Por Henrique Pizzolato: O legado de Leão e o chamado urgente por trabalho e justiça
Por Henrique Pizzolato: O legado de Leão e o chamado urgente por trabalho e justiça

Por Henrique Pizzolato* - 12/05/2025 07:05:45 | Foto: Henrique Pizzolato: Reprodução Youtube / www.vaticannews.va

A escolha de um nome para guiar o pontificado nunca é um ato isolado, mas sim um elo intencional com a história, um aceno a legados que moldaram a trajetória da Igreja e sua interação com o mundo. A ascensão de Leão XIV ao trono de Pedro nos remete, de forma quase imediata, à figura marcante de Leão XIII. No ocaso do século XIX, em meio às profundas transformações da Revolução Industrial, foi ele quem ousou confrontar as novas desigualdades com a encíclica Rerum Novarum.

Naquele contexto de emergente produção fabril e suas inerentes injustiças, a voz da Igreja se fez ouvir em defesa da dignidade intrínseca do trabalhador, reconhecendo seus direitos fundamentais e a importância da organização coletiva através dos sindicatos. Esse marco histórico reverbera em nossos dias, em um mundo que, ironicamente, parece reviver muitas das tensões de outrora.

Assim como a eleição de Francisco, um jesuíta que abraçou o espírito de simplicidade e serviço de São Francisco de Assis, representou um movimento para recentralizar a atenção da Igreja nos pobres e marginalizados, a adoção do nome Leão por seu sucessor sugere uma renovada preocupação com o universo do trabalho e as crescentes disparidades sociais que o afligem.

O pontificado de Francisco lançou as bases para uma análise crítica das feridas de um sistema globalizado que, com frequência alarmante, subordina a dignidade humana à lógica implacável do lucro. A chegada de Leão XIV ao papado acena para uma possível intensificação desse olhar, um chamado para revisitarmos as questões cruciais levantadas por seu predecessor homônimo, adaptando-as aos intrincados desafios do século XXI.

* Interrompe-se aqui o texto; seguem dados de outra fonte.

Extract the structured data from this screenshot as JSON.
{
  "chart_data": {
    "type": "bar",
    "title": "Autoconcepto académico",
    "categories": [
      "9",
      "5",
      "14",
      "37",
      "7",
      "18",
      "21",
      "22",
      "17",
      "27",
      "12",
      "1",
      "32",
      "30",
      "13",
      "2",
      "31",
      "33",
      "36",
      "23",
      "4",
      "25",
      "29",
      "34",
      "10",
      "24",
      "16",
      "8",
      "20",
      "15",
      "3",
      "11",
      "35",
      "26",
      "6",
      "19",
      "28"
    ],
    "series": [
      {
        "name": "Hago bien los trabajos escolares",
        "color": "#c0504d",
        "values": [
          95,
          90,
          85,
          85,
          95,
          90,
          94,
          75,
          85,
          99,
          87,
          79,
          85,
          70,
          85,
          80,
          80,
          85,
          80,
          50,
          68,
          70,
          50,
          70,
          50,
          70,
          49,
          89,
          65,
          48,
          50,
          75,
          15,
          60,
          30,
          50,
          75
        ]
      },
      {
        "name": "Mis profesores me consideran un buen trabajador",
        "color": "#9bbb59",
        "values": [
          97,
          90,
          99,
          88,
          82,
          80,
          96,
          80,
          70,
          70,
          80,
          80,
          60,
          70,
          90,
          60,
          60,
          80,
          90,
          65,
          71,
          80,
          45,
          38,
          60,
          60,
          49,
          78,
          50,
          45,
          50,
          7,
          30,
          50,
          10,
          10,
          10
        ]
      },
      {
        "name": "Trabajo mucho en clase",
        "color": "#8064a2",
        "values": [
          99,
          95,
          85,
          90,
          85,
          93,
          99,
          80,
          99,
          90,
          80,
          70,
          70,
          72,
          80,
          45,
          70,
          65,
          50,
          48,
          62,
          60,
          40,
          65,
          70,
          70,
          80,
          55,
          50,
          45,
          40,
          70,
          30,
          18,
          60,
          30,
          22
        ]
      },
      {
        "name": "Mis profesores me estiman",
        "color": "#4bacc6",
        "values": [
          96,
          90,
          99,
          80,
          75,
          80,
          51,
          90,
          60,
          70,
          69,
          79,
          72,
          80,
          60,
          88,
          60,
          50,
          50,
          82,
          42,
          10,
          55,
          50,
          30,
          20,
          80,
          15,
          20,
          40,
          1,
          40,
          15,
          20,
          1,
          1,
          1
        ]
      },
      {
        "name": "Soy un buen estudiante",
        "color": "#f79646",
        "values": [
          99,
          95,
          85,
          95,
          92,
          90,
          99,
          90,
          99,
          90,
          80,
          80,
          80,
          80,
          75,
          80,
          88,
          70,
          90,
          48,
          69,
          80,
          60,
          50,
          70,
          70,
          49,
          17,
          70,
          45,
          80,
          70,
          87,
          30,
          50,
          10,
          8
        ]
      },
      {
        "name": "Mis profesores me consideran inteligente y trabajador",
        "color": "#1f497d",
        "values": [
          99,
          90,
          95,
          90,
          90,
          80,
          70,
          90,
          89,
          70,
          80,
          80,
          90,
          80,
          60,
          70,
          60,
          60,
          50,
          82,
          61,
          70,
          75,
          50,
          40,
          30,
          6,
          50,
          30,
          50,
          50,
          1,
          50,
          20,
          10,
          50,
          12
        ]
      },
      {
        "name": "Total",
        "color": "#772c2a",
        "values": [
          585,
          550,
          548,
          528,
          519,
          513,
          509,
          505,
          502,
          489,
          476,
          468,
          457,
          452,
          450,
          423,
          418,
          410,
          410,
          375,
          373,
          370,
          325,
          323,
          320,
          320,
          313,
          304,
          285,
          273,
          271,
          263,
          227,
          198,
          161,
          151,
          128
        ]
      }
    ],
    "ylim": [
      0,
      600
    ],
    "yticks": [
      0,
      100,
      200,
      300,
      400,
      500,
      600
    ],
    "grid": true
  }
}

O panorama global contemporâneo clama por atenção e ação. A exclusão social se expande, lançando sombras sobre vastas parcelas da população. A concentração de renda atinge níveis alarmantes, expondo a obscena disparidade entre o topo e a base da pirâmide social. A dignidade humana é corroída pela humilhação e pela sistemática perda de direitos.

Paralelamente, as organizações de trabalhadores enfrentam um enfraquecimento preocupante, um fenômeno que coincide com a ascensão de discursos extremistas, que frequentemente encontram terreno fértil na frustração e no desespero daqueles que se sentem abandonados. Essa conjuntura inquietante ecoa os tempos turbulentos que marcaram o pontificado de Leão XIII, um período de guerras, revoluções e da exploração brutal inerente a uma industrialização desregulamentada.

Diante desse cenário complexo, a esperança que se deposita na figura de Leão XIV reside na expectativa de que ele se torne um eloquente porta-voz daqueles que, com seu trabalho, produzem a riqueza do mundo, mas são sistematicamente excluídos de seus benefícios.

Que sua liderança moral e espiritual convoque a comunidade internacional, os líderes políticos e as elites econômicas a confrontarem a iniquidade da desigualdade e a urgência inadiável de restaurar a dignidade do trabalho em todas as suas manifestações. A memória de Leão XIII nos recorda o poder transformador da palavra profética da Igreja em momentos de inflexão histórica, capaz de influenciar políticas públicas e despertar a consciência adormecida.

Os sinais que emanam da trajetória de Robert Francis Prevost, agora Leão XIV, fortalecem essa expectativa. Seu nascimento em Chicago, um histórico centro da luta operária nos Estados Unidos, parece ter inscrito em sua própria história uma sensibilidade intrínseca para as questões do trabalho e da justiça social.

Sua vasta experiência como bispo no Peru, uma nação latino-americana marcada por profundas desigualdades e pela resiliente luta de comunidades marginalizadas, certamente lhe proporcionou uma compreensão aguda das intrincadas dinâmicas de poder e exclusão que permeiam a América Latina. Sua significativa decisão de adotar a cidadania peruana para servir integralmente àquele povo é um eloquente testemunho de um profundo compromisso humano e pastoral.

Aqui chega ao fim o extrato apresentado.